I installed Gentoo on my laptop today and I compiled the kernel manually. When I reboot my machine, it only brings me to a black screen.

I can see the grub menu. But after I choose gentoo, it goes black, the last word I can see is "booting the kernel". However I can boot into Windows 7.

What makes my laptop a little special is that it comes with hybrid graphics, I only built the drivers for the Intel integrated card and enabled KMS on it . I am sorry I can't give you any other useful information now.

What are the possible causes of my problem?

If you need any information please tell me and please tell me how to get that information.

----------

## Hu

When the screen goes black, is the backlight on?  If the backlight turns off, then that indicates that the screen went into powersave mode.  If the backlight is on, then that indicates the card has nothing useful to display.

Did you enable the framebuffer console?

----------

## fangwen

 *Hu wrote:*   

> When the screen goes black, is the backlight on?  If the backlight turns off, then that indicates that the screen went into powersave mode.  If the backlight is on, then that indicates the card has nothing useful to display.
> 
> Did you enable the framebuffer console?

 

The backlight is off, I can't use the brightness buttons to adjust the backlight.

Yes, I enabled the framebuffer console support following this guide:http://www.gentoo.org/doc/en/xorg-config.xml

----------

## fangwen

 *fangwen wrote:*   

>  *Hu wrote:*   When the screen goes black, is the backlight on?  If the backlight turns off, then that indicates that the screen went into powersave mode.  If the backlight is on, then that indicates the card has nothing useful to display.
> 
> Did you enable the framebuffer console? 
> 
> The backlight is off, I can't use the brightness buttons to adjust the backlight.
> ...

 ue

Hu, I'm sorry.

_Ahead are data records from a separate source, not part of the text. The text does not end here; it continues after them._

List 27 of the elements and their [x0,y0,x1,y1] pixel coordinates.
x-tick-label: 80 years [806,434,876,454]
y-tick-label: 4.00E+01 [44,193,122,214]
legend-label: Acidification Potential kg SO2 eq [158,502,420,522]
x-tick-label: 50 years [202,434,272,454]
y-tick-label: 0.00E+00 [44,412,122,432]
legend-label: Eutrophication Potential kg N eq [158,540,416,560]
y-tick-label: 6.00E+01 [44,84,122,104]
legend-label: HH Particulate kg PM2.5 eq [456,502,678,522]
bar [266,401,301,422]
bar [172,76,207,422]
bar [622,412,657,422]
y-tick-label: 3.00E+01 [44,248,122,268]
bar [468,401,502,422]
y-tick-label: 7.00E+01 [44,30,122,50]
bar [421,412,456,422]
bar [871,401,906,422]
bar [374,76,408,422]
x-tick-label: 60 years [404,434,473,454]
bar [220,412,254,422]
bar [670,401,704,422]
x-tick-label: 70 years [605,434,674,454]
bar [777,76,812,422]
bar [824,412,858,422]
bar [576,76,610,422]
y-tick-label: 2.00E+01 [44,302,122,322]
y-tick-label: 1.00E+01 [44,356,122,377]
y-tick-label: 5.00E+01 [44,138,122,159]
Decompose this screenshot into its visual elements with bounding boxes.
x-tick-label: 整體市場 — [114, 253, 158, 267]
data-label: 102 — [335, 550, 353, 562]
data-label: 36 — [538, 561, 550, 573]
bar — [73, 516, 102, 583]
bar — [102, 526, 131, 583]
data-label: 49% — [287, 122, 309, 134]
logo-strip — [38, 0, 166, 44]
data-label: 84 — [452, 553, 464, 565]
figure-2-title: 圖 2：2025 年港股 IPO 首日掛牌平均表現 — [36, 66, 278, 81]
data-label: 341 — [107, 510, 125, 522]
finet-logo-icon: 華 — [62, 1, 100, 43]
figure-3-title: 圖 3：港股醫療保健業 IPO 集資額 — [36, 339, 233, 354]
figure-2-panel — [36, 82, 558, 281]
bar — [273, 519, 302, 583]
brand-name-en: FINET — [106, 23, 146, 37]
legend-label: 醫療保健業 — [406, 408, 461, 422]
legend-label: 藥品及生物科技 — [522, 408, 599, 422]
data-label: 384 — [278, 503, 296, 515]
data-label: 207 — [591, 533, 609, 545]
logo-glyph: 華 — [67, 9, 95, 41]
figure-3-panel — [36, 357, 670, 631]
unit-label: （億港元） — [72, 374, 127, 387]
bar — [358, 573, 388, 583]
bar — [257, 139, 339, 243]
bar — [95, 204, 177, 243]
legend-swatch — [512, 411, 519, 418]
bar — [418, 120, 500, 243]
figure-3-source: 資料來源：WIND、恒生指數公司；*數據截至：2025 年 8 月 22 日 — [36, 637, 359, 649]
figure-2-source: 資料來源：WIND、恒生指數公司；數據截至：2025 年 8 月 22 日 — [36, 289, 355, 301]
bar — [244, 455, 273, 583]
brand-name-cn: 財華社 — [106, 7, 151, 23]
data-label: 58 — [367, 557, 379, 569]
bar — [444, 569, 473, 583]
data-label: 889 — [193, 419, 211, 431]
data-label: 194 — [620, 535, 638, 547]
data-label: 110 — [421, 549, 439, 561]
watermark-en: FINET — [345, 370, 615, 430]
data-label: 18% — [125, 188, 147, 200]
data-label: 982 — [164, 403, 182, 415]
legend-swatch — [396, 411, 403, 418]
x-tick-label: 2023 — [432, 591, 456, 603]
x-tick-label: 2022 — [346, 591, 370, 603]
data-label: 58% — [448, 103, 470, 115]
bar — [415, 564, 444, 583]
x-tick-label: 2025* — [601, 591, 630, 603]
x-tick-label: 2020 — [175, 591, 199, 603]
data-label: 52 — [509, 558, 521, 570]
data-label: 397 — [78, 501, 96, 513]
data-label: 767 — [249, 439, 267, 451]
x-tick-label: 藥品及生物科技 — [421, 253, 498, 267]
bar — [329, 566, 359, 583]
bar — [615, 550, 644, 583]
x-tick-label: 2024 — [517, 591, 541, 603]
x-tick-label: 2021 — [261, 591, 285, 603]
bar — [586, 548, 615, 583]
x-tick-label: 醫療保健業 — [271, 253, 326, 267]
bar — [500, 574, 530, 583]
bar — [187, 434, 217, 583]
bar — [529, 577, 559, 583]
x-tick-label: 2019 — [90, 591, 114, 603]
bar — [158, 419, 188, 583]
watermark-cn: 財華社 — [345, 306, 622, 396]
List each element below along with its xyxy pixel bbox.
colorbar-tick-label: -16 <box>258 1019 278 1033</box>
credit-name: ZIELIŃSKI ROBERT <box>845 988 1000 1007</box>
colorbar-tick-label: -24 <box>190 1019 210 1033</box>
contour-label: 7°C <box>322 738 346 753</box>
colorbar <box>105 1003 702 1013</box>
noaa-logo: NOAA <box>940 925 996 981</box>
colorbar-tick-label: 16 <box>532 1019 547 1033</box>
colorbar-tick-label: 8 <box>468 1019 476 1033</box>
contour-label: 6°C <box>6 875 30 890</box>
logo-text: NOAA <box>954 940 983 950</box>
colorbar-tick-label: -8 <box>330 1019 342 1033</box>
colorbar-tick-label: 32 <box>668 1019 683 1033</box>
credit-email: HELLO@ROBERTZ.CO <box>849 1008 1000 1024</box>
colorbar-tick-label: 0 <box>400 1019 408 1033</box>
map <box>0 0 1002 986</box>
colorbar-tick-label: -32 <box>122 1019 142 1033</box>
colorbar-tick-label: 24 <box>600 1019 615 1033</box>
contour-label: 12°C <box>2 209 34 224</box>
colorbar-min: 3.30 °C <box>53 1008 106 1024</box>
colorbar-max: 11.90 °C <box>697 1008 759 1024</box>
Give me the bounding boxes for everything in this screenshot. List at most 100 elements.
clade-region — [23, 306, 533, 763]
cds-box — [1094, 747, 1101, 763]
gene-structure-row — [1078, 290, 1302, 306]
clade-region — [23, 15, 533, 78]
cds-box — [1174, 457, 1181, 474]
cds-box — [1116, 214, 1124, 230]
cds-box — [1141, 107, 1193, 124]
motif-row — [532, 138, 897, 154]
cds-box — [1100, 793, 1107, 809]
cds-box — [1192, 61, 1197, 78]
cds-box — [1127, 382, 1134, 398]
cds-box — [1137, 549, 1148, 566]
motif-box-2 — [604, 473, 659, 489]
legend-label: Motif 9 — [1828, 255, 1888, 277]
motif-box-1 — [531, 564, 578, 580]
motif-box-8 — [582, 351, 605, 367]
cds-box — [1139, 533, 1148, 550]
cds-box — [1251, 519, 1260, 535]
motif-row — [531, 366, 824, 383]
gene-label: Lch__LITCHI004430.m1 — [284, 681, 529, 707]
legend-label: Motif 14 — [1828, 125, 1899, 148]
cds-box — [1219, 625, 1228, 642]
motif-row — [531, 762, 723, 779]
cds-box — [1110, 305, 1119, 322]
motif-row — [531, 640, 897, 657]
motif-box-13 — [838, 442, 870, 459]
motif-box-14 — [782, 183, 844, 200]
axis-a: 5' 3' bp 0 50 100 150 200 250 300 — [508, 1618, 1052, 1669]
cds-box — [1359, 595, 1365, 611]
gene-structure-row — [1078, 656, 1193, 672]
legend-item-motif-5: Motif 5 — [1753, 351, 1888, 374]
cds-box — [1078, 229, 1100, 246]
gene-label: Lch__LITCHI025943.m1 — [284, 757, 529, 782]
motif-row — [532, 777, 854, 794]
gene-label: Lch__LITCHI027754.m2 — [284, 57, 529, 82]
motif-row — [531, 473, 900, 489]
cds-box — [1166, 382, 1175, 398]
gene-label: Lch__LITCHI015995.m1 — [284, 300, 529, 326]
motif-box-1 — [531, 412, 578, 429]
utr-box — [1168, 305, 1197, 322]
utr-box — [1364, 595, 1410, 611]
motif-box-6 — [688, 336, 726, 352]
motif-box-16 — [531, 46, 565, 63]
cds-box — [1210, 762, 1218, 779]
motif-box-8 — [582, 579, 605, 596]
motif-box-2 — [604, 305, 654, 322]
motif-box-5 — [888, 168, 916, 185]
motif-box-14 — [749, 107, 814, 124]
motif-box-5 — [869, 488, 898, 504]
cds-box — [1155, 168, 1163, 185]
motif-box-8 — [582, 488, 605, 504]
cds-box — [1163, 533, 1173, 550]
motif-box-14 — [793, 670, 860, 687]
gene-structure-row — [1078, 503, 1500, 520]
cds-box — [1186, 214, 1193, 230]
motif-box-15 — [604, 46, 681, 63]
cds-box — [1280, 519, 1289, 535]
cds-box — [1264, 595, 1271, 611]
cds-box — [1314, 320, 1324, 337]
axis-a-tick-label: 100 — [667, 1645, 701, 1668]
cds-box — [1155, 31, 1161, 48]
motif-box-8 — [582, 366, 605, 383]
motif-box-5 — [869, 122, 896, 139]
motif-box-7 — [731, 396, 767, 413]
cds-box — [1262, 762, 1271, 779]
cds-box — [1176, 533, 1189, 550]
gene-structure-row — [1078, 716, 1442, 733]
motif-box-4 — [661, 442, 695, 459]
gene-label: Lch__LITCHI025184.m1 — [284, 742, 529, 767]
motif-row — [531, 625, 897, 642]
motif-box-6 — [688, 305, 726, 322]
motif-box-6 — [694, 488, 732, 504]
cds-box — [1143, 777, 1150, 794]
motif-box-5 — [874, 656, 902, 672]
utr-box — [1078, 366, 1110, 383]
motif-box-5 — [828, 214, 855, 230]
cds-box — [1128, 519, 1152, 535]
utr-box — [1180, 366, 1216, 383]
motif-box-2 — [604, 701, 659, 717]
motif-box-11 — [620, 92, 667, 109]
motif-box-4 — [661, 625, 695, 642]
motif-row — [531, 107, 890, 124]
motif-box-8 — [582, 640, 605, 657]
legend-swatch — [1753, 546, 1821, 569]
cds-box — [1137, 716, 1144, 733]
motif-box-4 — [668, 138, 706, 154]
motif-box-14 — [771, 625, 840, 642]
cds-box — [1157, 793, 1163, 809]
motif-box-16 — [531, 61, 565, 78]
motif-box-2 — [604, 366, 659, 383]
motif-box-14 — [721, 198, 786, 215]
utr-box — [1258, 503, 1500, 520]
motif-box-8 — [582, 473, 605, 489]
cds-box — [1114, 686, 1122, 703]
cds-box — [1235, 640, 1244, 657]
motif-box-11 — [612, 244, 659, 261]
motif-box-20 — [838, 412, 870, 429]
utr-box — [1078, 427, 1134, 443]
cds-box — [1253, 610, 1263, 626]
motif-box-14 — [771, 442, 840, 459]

I checked my kernel configuration and found that I didn't enable the framebuffer support.

I then enabled it and recompile the kernel, the black screen issue was fixed. However, I can't use my keyboard to login at the login prompt.

What's wrong with my kernel configuration this time?

----------

## Hu

You probably did not include support for your keyboard, so the kernel does not know how to read it.  What keyboard do you have?

----------

## fangwen

I included the input device drive in kernel and now it works fine.

But how can I find out my keyboard type and model?

----------

## krinn

dmesg should show it if usb, for ps/2 xorg.log will tell you.

or try lshw i'm not sure it check keyboard.

----------